Fingerprinting models of first-order phase transitions by the synergy between collider and gravitational-wave experiments

TL;DR

This paper explores how future gravitational wave detectors like LISA and DECIGO can help identify parameters of new particle physics models causing first-order phase transitions in the early universe, complementing collider experiments.

Contribution

It introduces a Fisher matrix analysis method to connect gravitational wave signals with underlying particle physics model parameters, demonstrating the potential for combined experimental constraints.

Findings

Future GW detectors can constrain phase transition parameters effectively.

Gravitational wave data complements collider experiments in probing new physics.

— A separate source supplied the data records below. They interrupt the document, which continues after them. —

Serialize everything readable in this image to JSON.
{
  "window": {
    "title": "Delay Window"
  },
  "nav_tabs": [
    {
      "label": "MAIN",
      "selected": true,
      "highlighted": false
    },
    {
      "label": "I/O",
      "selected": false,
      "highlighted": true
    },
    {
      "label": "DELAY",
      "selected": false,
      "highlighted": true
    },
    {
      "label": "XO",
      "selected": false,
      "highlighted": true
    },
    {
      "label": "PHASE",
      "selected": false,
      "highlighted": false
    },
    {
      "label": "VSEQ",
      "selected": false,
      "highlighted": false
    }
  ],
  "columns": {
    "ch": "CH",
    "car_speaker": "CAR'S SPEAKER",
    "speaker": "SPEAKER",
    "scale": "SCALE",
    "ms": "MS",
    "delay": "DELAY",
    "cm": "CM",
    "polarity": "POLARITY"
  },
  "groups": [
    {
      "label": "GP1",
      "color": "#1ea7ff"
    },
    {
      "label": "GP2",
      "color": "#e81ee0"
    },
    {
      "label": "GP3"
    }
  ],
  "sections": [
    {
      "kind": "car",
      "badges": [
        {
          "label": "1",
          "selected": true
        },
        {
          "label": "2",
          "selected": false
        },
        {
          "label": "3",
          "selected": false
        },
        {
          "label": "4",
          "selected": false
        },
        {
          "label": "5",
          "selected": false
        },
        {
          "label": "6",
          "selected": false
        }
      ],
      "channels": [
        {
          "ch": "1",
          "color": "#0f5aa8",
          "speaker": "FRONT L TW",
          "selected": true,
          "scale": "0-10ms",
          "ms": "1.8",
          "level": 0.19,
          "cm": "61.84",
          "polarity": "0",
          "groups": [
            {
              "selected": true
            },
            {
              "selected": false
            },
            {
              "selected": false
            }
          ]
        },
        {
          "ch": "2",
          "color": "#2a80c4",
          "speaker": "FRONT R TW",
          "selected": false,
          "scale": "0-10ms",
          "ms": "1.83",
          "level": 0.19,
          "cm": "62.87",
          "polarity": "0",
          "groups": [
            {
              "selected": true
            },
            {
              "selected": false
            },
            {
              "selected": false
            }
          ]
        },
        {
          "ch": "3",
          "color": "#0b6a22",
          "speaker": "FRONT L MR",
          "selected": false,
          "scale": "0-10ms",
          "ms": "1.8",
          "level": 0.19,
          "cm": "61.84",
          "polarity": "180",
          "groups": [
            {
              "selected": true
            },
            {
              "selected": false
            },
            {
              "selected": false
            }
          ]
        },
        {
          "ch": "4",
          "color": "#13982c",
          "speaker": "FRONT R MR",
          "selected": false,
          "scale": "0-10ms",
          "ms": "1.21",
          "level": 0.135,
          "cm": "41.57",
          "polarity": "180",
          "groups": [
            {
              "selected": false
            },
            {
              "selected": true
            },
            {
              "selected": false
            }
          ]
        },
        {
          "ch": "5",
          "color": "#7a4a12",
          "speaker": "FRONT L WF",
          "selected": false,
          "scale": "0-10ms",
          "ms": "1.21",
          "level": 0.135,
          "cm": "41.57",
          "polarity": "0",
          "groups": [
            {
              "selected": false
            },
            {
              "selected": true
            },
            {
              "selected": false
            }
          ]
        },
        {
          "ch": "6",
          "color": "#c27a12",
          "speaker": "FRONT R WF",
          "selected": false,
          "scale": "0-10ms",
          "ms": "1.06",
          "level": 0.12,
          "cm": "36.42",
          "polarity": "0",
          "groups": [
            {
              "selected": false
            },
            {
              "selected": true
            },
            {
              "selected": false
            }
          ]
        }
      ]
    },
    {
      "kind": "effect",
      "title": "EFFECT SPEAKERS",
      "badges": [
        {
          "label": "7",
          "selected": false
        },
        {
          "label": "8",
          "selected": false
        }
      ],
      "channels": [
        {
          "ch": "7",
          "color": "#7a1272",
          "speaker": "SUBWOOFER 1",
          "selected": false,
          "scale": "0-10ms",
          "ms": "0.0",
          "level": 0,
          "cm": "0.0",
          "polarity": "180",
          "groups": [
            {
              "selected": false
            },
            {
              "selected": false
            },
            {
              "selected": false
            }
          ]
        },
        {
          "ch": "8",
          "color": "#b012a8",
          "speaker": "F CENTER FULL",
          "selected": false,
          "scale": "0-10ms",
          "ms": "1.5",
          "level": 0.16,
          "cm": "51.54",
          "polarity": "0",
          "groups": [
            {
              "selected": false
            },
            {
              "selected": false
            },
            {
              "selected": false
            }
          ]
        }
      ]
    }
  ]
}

Analysis applied to models with scalars, singlets, and conformal B-L symmetry.

Abstract

We investigate the sensitivity of future space-based interferometers such as LISA and DECIGO to the parameters of new particle physics models which drive a first-order phase transition in the early Universe. We first perform a Fisher matrix analysis on the quantities characterizing the gravitational wave spectrum resulting from the phase transition, such as the peak frequency and amplitude. We next perform a Fisher analysis for the quantities which determine the properties of the phase transition, such as the latent heat and the time dependence of the bubble nucleation rate. Since these quantities are determined by the model parameters of the new physics, we can estimate the expected sensitivities to such parameters. We illustrate this point by taking three new physics models for example: (1) models with additional isospin singlet scalars (2) a model with an extra real Higgs singlet, and (3) a classically conformal $B-L$ model. We find that future gravitational wave observations play complementary roles to future collider experiments in pinning down the parameters of new physics models driving a first-order phase transition.